Si produce così una sorta di contrapposizione tra la giustizia giudiziaria e la giustizia mediaticamente rappresentata che può creare distorsioni nell’opinione pubblica e talvolta sfiducia verso l’istituzione. Ma sono in gioco anche diritti fondamentali dei soggetti privati direttamente o indirettamente coinvolti nel processo: da quello alla presunzione d’innocenza a quelli alla reputazione e alla riservatezza.
L’attenzione è in questi giorni soprattutto rivolta al tema delle intercettazioni, la cui obiettiva invasività ed efficacia investigativa sono all’origine della particolare difficoltà di conciliare le esigenze contrapposte del rispetto della riservatezza e della scoperta dei reati e dei loro autori. I beni che vengono in conflitto nell’informazione giudiziaria sono dunque molteplici, pubblici e privati, e tutti di somma rilevanza perché tutti rispondenti a sovraordinati valori di democrazia. Il che rende straordinariamente difficile ma ineludibile il loro soddisfacente bilanciamento. A questo obiettivo sono funzionali in primo luogo le norme processuali che dettano le regole e i limiti del segreto investigativo.

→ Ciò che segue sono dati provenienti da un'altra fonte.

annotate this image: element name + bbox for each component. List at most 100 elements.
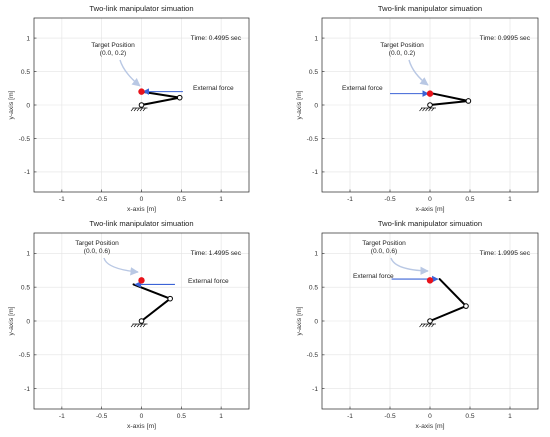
x-axis-label: x-axis [m] <box>415 206 444 213</box>
x-tick-label: 0.5 <box>177 196 186 203</box>
link-2 <box>132 283 172 300</box>
y-axis-label: y-axis [m] <box>296 90 303 119</box>
link-2 <box>429 91 470 102</box>
x-tick-label: 0 <box>140 413 144 420</box>
y-tick-label: 0.5 <box>309 284 318 291</box>
y-tick-label: -1 <box>312 169 318 176</box>
ground-hatch <box>136 323 140 328</box>
y-tick-label: -1 <box>312 386 318 393</box>
ground-hatch <box>133 323 137 328</box>
ground-hatch <box>419 323 423 328</box>
link-1 <box>140 297 172 322</box>
y-tick-label: -1 <box>24 169 30 176</box>
external-force-label: External force <box>353 273 394 280</box>
y-tick-label: 1 <box>314 251 318 258</box>
ground-hatch <box>139 323 143 328</box>
y-tick-label: -0.5 <box>307 352 319 359</box>
target-coords-label: (0.0, 0.6) <box>84 248 110 255</box>
link-1 <box>429 305 467 322</box>
time-readout: Time: 0.9995 sec <box>480 35 531 42</box>
x-tick-label: 1 <box>219 196 223 203</box>
y-tick-label: 1 <box>26 251 30 258</box>
x-tick-label: 1 <box>219 413 223 420</box>
x-tick-label: -1 <box>59 413 65 420</box>
base-joint <box>427 318 433 324</box>
panel-title: Two-link manipulator simuation <box>378 219 482 228</box>
time-readout: Time: 1.4995 sec <box>191 250 242 257</box>
target-position-label: Target Position <box>75 240 119 247</box>
external-force-label: External force <box>342 85 383 92</box>
ground-hatch <box>419 107 423 112</box>
target-coords-label: (0.0, 0.2) <box>389 50 415 57</box>
x-tick-label: 0.5 <box>177 413 186 420</box>
y-tick-label: 0 <box>26 318 30 325</box>
y-axis-label: y-axis [m] <box>8 90 15 119</box>
time-readout: Time: 1.9995 sec <box>480 250 531 257</box>
ground-hatch <box>422 107 426 112</box>
ground-hatch <box>431 107 435 112</box>
x-tick-label: 0 <box>428 413 432 420</box>
x-tick-label: -0.5 <box>384 413 396 420</box>
panel-title: Two-link manipulator simuation <box>89 4 193 13</box>
y-tick-label: -0.5 <box>19 136 31 143</box>
target-position-label: Target Position <box>362 240 406 247</box>
panel-title: Two-link manipulator simuation <box>378 4 482 13</box>
ground-hatch <box>422 323 426 328</box>
y-tick-label: -1 <box>24 386 30 393</box>
ground-hatch <box>428 323 432 328</box>
ground-hatch <box>130 107 134 112</box>
x-tick-label: -1 <box>59 196 65 203</box>
y-axis-label: y-axis [m] <box>296 306 303 335</box>
base-joint <box>427 102 433 108</box>
y-axis-label: y-axis [m] <box>8 306 15 335</box>
target-callout-arrow <box>103 257 139 276</box>
external-force-label: External force <box>193 85 234 92</box>
target-position-label: Target Position <box>380 42 424 49</box>
y-tick-label: 1 <box>26 35 30 42</box>
elbow-joint <box>176 94 183 101</box>
x-tick-label: -0.5 <box>96 196 108 203</box>
link-1 <box>429 99 470 106</box>
panel-1: -1 -0.5 0 0.5 1 -1 -0.5 0 0.5 1 Two-link manipulat… <box>8 4 250 213</box>
ground-hatch <box>425 323 429 328</box>
x-tick-label: 1 <box>508 413 512 420</box>
ground-hatch <box>136 107 140 112</box>
y-tick-label: 0.5 <box>309 69 318 76</box>
panel-4: -1 -0.5 0 0.5 1 -1 -0.5 0 0.5 1 Two-link manipulat… <box>296 219 539 430</box>
x-tick-label: -0.5 <box>96 413 108 420</box>
x-tick-label: 1 <box>508 196 512 203</box>
base-joint <box>138 102 145 108</box>
target-point <box>426 277 434 284</box>
panel-3: -1 -0.5 0 0.5 1 -1 -0.5 0 0.5 1 Two-link manipulat… <box>8 219 250 430</box>
panel-title: Two-link manipulator simuation <box>89 219 193 228</box>
y-tick-label: 0 <box>314 318 318 325</box>
target-coords-label: (0.0, 0.6) <box>371 248 397 255</box>
ground-hatch <box>142 107 146 112</box>
y-tick-label: 0.5 <box>21 69 30 76</box>
x-axis-label: x-axis [m] <box>127 206 156 213</box>
link-2 <box>438 278 467 308</box>
elbow-joint <box>167 295 173 302</box>
y-tick-label: 0 <box>314 102 318 109</box>
link-1 <box>140 96 181 106</box>
elbow-joint <box>465 98 472 104</box>
target-callout-arrow <box>408 59 429 86</box>
y-tick-label: 1 <box>314 35 318 42</box>
x-tick-label: -1 <box>347 196 353 203</box>
panel-2: -1 -0.5 0 0.5 1 -1 -0.5 0 0.5 1 Two-link manipulat… <box>296 4 539 213</box>
target-callout-arrow <box>390 257 429 275</box>
x-tick-label: 0 <box>140 196 144 203</box>
target-coords-label: (0.0, 0.2) <box>100 50 126 57</box>
y-tick-label: -0.5 <box>307 136 319 143</box>
x-tick-label: -0.5 <box>384 196 396 203</box>
link-2 <box>140 90 181 99</box>
x-axis-label: x-axis [m] <box>415 423 444 430</box>
target-point <box>426 90 434 97</box>
x-tick-label: 0.5 <box>465 196 474 203</box>
ground-hatch <box>428 107 432 112</box>
elbow-joint <box>463 303 469 309</box>
ground-hatch <box>425 107 429 112</box>
x-tick-label: 0.5 <box>465 413 474 420</box>
y-tick-label: 0.5 <box>21 284 30 291</box>
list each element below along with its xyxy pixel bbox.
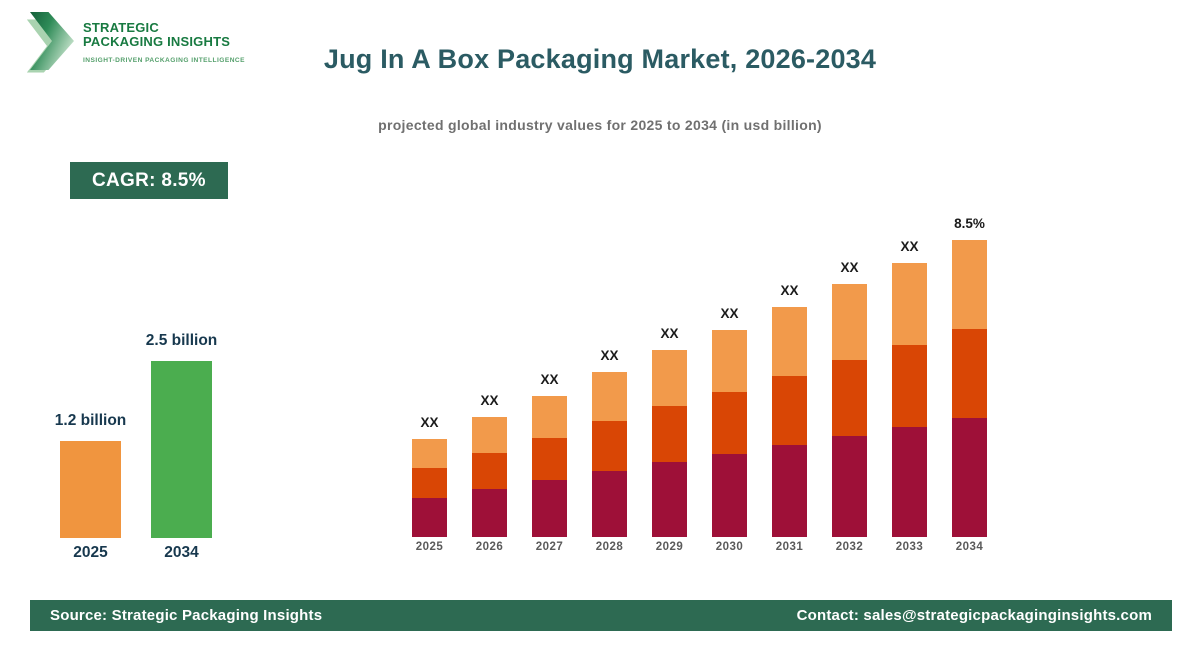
bar — [892, 263, 927, 537]
bar — [412, 439, 447, 537]
mini-chart-bars: 1.2 billion 2025 2.5 billion 2034 — [55, 320, 217, 562]
bar-segment-middle — [952, 329, 987, 418]
bar — [60, 441, 121, 538]
brand-name-line2: PACKAGING INSIGHTS — [83, 34, 231, 50]
source-text: Source: Strategic Packaging Insights — [50, 607, 323, 624]
bar-value-label: XX — [480, 393, 499, 408]
bar-segment-middle — [532, 438, 567, 480]
bar-value-label: 2.5 billion — [145, 332, 218, 349]
bar — [592, 372, 627, 537]
bar-segment-top — [412, 439, 447, 468]
bar-segment-middle — [412, 468, 447, 498]
projection-bar-column: 8.5% 2034 — [952, 196, 987, 553]
bar-segment-middle — [832, 360, 867, 436]
chevron-arrow-icon — [26, 12, 74, 73]
bar-segment-bottom — [532, 480, 567, 537]
cagr-badge: CAGR: 8.5% — [70, 162, 228, 199]
footer-bar: Source: Strategic Packaging Insights Con… — [30, 600, 1172, 631]
bar-segment-middle — [772, 376, 807, 445]
bar-segment-bottom — [952, 418, 987, 537]
bar-value-label: XX — [600, 348, 619, 363]
projection-bar-column: XX 2032 — [832, 196, 867, 553]
bar — [652, 350, 687, 537]
bar-segment-top — [532, 396, 567, 438]
contact-text: Contact: sales@strategicpackaginginsight… — [796, 607, 1152, 624]
bar-year-label: 2031 — [775, 541, 804, 553]
bar-segment-middle — [892, 345, 927, 427]
bar-segment-top — [592, 372, 627, 421]
projection-bar-column: XX 2030 — [712, 196, 747, 553]
bar — [151, 361, 212, 538]
bar-year-label: 2034 — [955, 541, 984, 553]
bar-year-label: 2028 — [595, 541, 624, 553]
projection-bar-column: XX 2029 — [652, 196, 687, 553]
bar-segment-top — [952, 240, 987, 329]
bar-year-label: 2033 — [895, 541, 924, 553]
bar-value-label: XX — [780, 283, 799, 298]
bar-value-label: 8.5% — [954, 216, 985, 231]
bar — [532, 396, 567, 537]
bar-value-label: XX — [660, 326, 679, 341]
projection-bar-column: XX 2027 — [532, 196, 567, 553]
projection-bar-column: XX 2033 — [892, 196, 927, 553]
brand-tagline: INSIGHT-DRIVEN PACKAGING INTELLIGENCE — [83, 56, 245, 64]
projection-bar-column: XX 2026 — [472, 196, 507, 553]
brand-logo: STRATEGIC PACKAGING INSIGHTS INSIGHT-DRI… — [26, 12, 245, 73]
bar-year-label: 2025 — [73, 544, 108, 561]
bar-year-label: 2026 — [475, 541, 504, 553]
bar-segment-top — [472, 417, 507, 453]
bar-segment-middle — [712, 392, 747, 454]
bar-year-label: 2034 — [164, 544, 199, 561]
bar-segment-bottom — [712, 454, 747, 537]
page-subtitle: projected global industry values for 202… — [378, 117, 822, 133]
bar-segment-bottom — [592, 471, 627, 537]
bar-segment-bottom — [652, 462, 687, 537]
projection-bar-column: XX 2028 — [592, 196, 627, 553]
bar-segment-middle — [652, 406, 687, 462]
bar-year-label: 2032 — [835, 541, 864, 553]
brand-text-block: STRATEGIC PACKAGING INSIGHTS INSIGHT-DRI… — [83, 12, 245, 64]
bar-segment-bottom — [412, 498, 447, 537]
summary-bar-column: 2.5 billion 2034 — [146, 320, 217, 562]
bar — [832, 284, 867, 537]
bar-segment-bottom — [892, 427, 927, 537]
bar-year-label: 2029 — [655, 541, 684, 553]
bar-value-label: XX — [540, 372, 559, 387]
bar — [472, 417, 507, 537]
projection-bar-column: XX 2025 — [412, 196, 447, 553]
bar — [952, 240, 987, 537]
bar-segment-middle — [472, 453, 507, 489]
bar-value-label: 1.2 billion — [54, 412, 127, 429]
bar-segment-bottom — [472, 489, 507, 537]
bar-year-label: 2027 — [535, 541, 564, 553]
projection-bar-column: XX 2031 — [772, 196, 807, 553]
bar-value-label: XX — [840, 260, 859, 275]
page-title: Jug In A Box Packaging Market, 2026-2034 — [323, 44, 877, 74]
bar-segment-top — [772, 307, 807, 376]
bar-segment-top — [652, 350, 687, 406]
bar-value-label: XX — [900, 239, 919, 254]
bar-segment-top — [892, 263, 927, 345]
bar-segment-top — [832, 284, 867, 360]
summary-bar-column: 1.2 billion 2025 — [55, 320, 126, 562]
bar-value-label: XX — [420, 415, 439, 430]
bar-value-label: XX — [720, 306, 739, 321]
summary-growth-chart: 1.2 billion 2025 2.5 billion 2034 — [55, 320, 217, 562]
bar — [712, 330, 747, 537]
bar-segment-bottom — [772, 445, 807, 537]
main-chart-bars: XX 2025 XX 2026 XX 2027 XX 2028 XX 2029 XX 2030 XX 20… — [412, 196, 987, 553]
bar-segment-bottom — [832, 436, 867, 537]
brand-name-line1: STRATEGIC — [83, 20, 159, 35]
bar-year-label: 2030 — [715, 541, 744, 553]
projection-stacked-chart: XX 2025 XX 2026 XX 2027 XX 2028 XX 2029 XX 2030 XX 20… — [412, 196, 987, 553]
bar-segment-middle — [592, 421, 627, 471]
bar — [772, 307, 807, 537]
bar-segment-top — [712, 330, 747, 392]
bar-year-label: 2025 — [415, 541, 444, 553]
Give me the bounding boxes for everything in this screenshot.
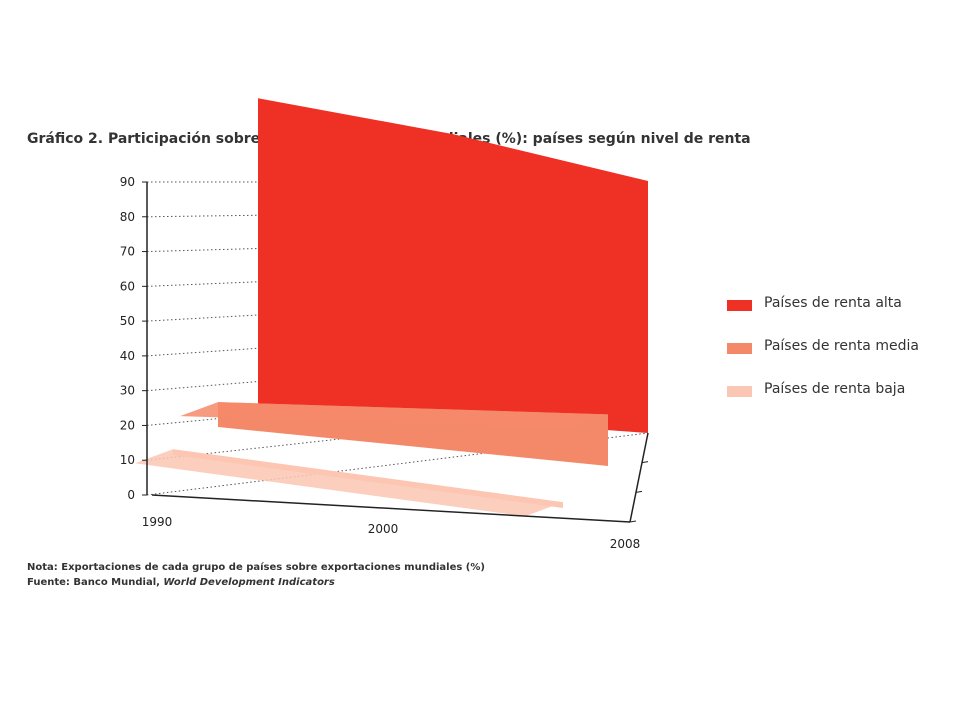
note-text: Nota: Exportaciones de cada grupo de paí…: [27, 562, 485, 573]
y-tick-label: 10: [120, 453, 135, 467]
source-line: Fuente: Banco Mundial, World Development…: [27, 575, 485, 590]
y-tick-label: 60: [120, 279, 135, 293]
source-text: Fuente: Banco Mundial,: [27, 577, 164, 588]
legend-swatch: [727, 386, 752, 397]
y-tick-label: 90: [120, 175, 135, 189]
y-tick-label: 20: [120, 418, 135, 432]
y-tick-label: 40: [120, 349, 135, 363]
x-tick-label: 1990: [142, 515, 173, 529]
y-tick-label: 50: [120, 314, 135, 328]
x-axis: [151, 494, 631, 523]
series-top-face: [135, 449, 563, 517]
depth-tick: [635, 490, 643, 493]
series-top-face: [180, 402, 608, 429]
x-tick-label: 2008: [610, 537, 641, 551]
x-tick-label: 2000: [368, 522, 399, 536]
depth-tick: [641, 461, 649, 464]
y-tick-label: 30: [120, 384, 135, 398]
series-area: [258, 98, 648, 433]
source-italic-text: World Development Indicators: [163, 577, 335, 588]
y-tick-label: 80: [120, 210, 135, 224]
legend-label: Países de renta alta: [764, 295, 902, 311]
legend-swatch: [727, 300, 752, 311]
y-tick-label: 70: [120, 245, 135, 259]
y-tick-label: 0: [127, 488, 135, 502]
legend-label: Países de renta media: [764, 338, 919, 354]
depth-axis: [629, 432, 649, 523]
depth-tick: [629, 520, 637, 523]
chart-note: Nota: Exportaciones de cada grupo de paí…: [27, 560, 485, 590]
legend-swatch: [727, 343, 752, 354]
legend-label: Países de renta baja: [764, 381, 906, 397]
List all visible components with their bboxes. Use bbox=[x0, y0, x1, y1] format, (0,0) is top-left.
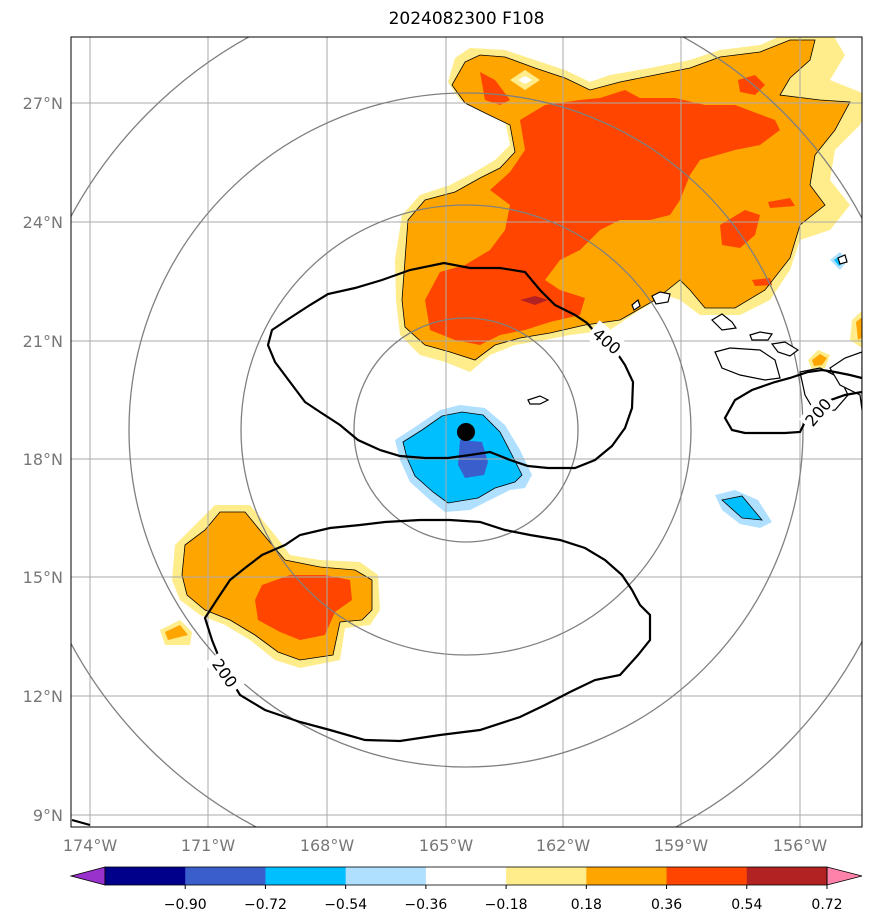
lon-label: 159°W bbox=[654, 836, 709, 855]
shading-outlines bbox=[181, 39, 851, 661]
colorbar-tick-label: 0.18 bbox=[571, 897, 602, 913]
storm-center-dot bbox=[457, 423, 475, 441]
colorbar-frame bbox=[104, 866, 828, 886]
lon-label: 174°W bbox=[63, 836, 118, 855]
lat-label: 12°N bbox=[23, 687, 63, 706]
colorbar-segment bbox=[345, 867, 427, 885]
latitude-labels: 27°N 24°N 21°N 18°N 15°N 12°N 9°N bbox=[23, 94, 63, 825]
longitude-labels: 174°W 171°W 168°W 165°W 162°W 159°W 156°… bbox=[63, 836, 828, 855]
coastlines bbox=[527, 254, 862, 413]
range-rings bbox=[71, 37, 862, 827]
colorbar-extend-low bbox=[69, 866, 106, 886]
colorbar-tick-label: −0.18 bbox=[485, 897, 528, 913]
colorbar-segment bbox=[506, 867, 587, 885]
lat-label: 18°N bbox=[23, 450, 63, 469]
lat-label: 9°N bbox=[33, 806, 63, 825]
lon-label: 165°W bbox=[419, 836, 474, 855]
lat-label: 24°N bbox=[23, 213, 63, 232]
colorbar-segment bbox=[666, 867, 748, 885]
positive-anomaly-southwest bbox=[160, 505, 380, 668]
colorbar-tick-label: 0.36 bbox=[651, 897, 682, 913]
lat-label: 15°N bbox=[23, 568, 63, 587]
plot-frame bbox=[70, 36, 863, 828]
colorbar-tick-label: −0.72 bbox=[244, 897, 287, 913]
graticule bbox=[71, 37, 862, 827]
colorbar: −0.90 −0.72 −0.54 −0.36 −0.18 0.18 0.36 0.54 0.7… bbox=[69, 866, 863, 913]
colorbar-extend-high bbox=[826, 866, 863, 886]
map-title: 2024082300 F108 bbox=[388, 9, 545, 29]
colorbar-tick-label: −0.54 bbox=[324, 897, 367, 913]
lon-label: 171°W bbox=[181, 836, 236, 855]
colorbar-segment bbox=[185, 867, 266, 885]
colorbar-segment bbox=[746, 867, 828, 885]
colorbar-tick-label: −0.90 bbox=[164, 897, 207, 913]
lon-label: 168°W bbox=[300, 836, 355, 855]
lat-label: 27°N bbox=[23, 94, 63, 113]
colorbar-segment bbox=[425, 867, 507, 885]
colorbar-segment bbox=[265, 867, 347, 885]
colorbar-tick-label: −0.36 bbox=[404, 897, 447, 913]
colorbar-segment bbox=[586, 867, 668, 885]
colorbar-tick-label: 0.54 bbox=[731, 897, 762, 913]
lon-label: 156°W bbox=[773, 836, 828, 855]
contour-200-south bbox=[203, 518, 652, 743]
colorbar-tick-label: 0.72 bbox=[811, 897, 842, 913]
colorbar-segment bbox=[105, 867, 186, 885]
lon-label: 162°W bbox=[536, 836, 591, 855]
contour-400 bbox=[266, 261, 635, 470]
lat-label: 21°N bbox=[23, 332, 63, 351]
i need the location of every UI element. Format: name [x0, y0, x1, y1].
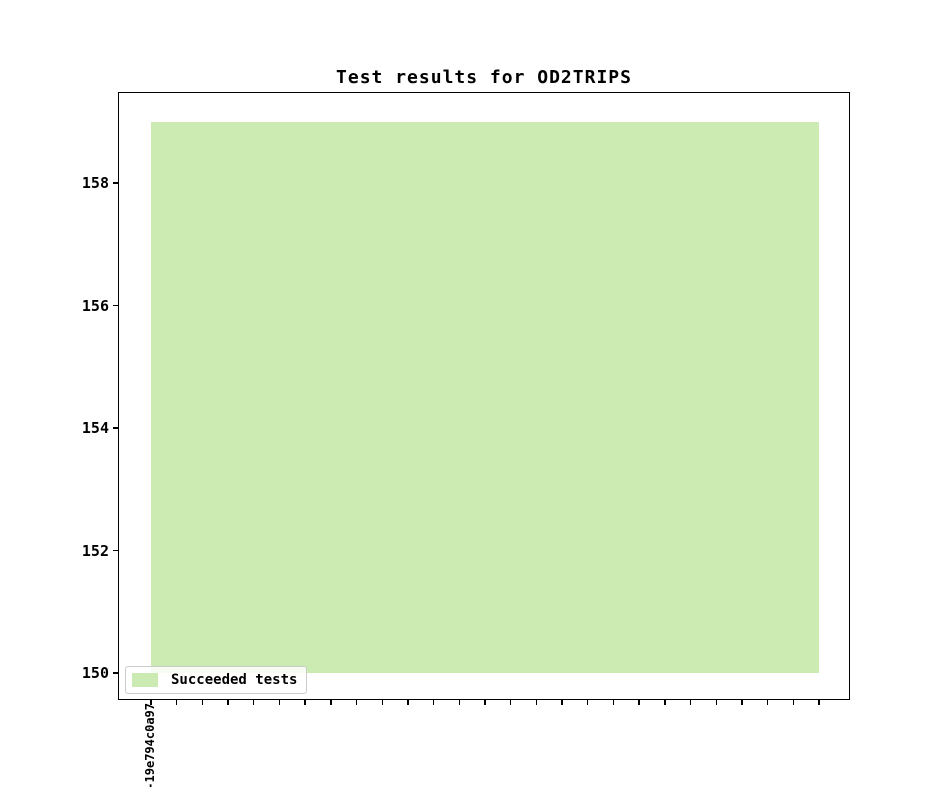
x-axis-tick-mark — [638, 700, 640, 705]
y-axis-tick-mark — [113, 672, 118, 674]
y-axis-tick-label: 150 — [81, 664, 109, 682]
x-axis-tick-mark — [509, 700, 512, 705]
x-axis-tick-mark — [484, 700, 486, 705]
y-axis-tick-mark — [113, 427, 118, 429]
x-axis-tick-mark — [612, 700, 615, 705]
x-axis-tick-mark — [587, 700, 589, 705]
x-axis-tick-mark — [253, 700, 255, 705]
x-axis-tick-mark — [278, 700, 281, 705]
legend-label-succeeded: Succeeded tests — [171, 672, 298, 688]
x-axis-tick-mark — [458, 700, 460, 705]
x-axis-tick-mark — [741, 700, 743, 705]
chart-title: Test results for OD2TRIPS — [336, 67, 632, 88]
x-axis-tick-mark — [689, 700, 692, 705]
y-axis-tick-mark — [113, 182, 118, 184]
y-axis-tick-mark — [113, 304, 118, 307]
x-axis-tick-mark — [150, 700, 152, 705]
x-axis-tick-mark — [818, 700, 820, 705]
x-axis-tick-mark — [304, 700, 306, 705]
legend: Succeeded tests — [125, 666, 307, 694]
x-axis-tick-mark — [175, 700, 178, 705]
x-tick-label-commit: -19e794c0a97 — [143, 703, 157, 787]
y-axis-tick-label: 154 — [81, 419, 109, 437]
x-axis-tick-mark — [201, 700, 204, 705]
x-axis-tick-mark — [407, 700, 409, 705]
x-axis-tick-mark — [330, 700, 332, 705]
succeeded-tests-bar — [151, 121, 819, 673]
y-axis-tick-label: 158 — [81, 174, 109, 192]
x-axis-tick-mark — [432, 700, 435, 705]
plot-area — [118, 92, 850, 700]
x-axis-tick-mark — [561, 700, 563, 705]
x-axis-tick-mark — [766, 700, 769, 705]
x-axis-tick-mark — [381, 700, 383, 705]
legend-swatch-succeeded — [132, 673, 158, 687]
x-axis-tick-mark — [792, 700, 794, 705]
y-axis-tick-label: 152 — [81, 541, 109, 560]
x-axis-tick-mark — [664, 700, 666, 705]
x-axis-tick-mark — [227, 700, 229, 705]
x-axis-tick-mark — [355, 700, 358, 705]
x-axis-tick-mark — [715, 700, 717, 705]
y-axis-tick-mark — [113, 549, 118, 552]
y-axis-tick-label: 156 — [81, 296, 109, 315]
x-axis-tick-mark — [535, 700, 538, 705]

Indispensabili sono poi norme sanzionatorie a tutela tanto del segreto quanto dei diritti individuali che possono venire lesi specie da forme scomposte del cosiddetto processo mediatico. Sullo sfondo, o in principio, stanno le regole deontologiche del giornalista e i meccanismi disciplinari a loro presidio, sempre nella premessa del più integrale riconoscimento della libertà d’informazione costituzionalmente consacrata. Esiste una giurisprudenza consolidata a protezione di un ingrediente imprescindibile per il corretto esercizio del diritto di cronaca: la segretezza delle fonti confidenziali dei giornalisti. Eppure gli abusi ciclicamente si ripetono, sia per l'inadeguatezza degli organi inquirenti nel condurre indagini senza metodi invasivi come questo, sia per la tentazione della politica e della magistratura di intimidire e imbavagliare certa informazione scomoda.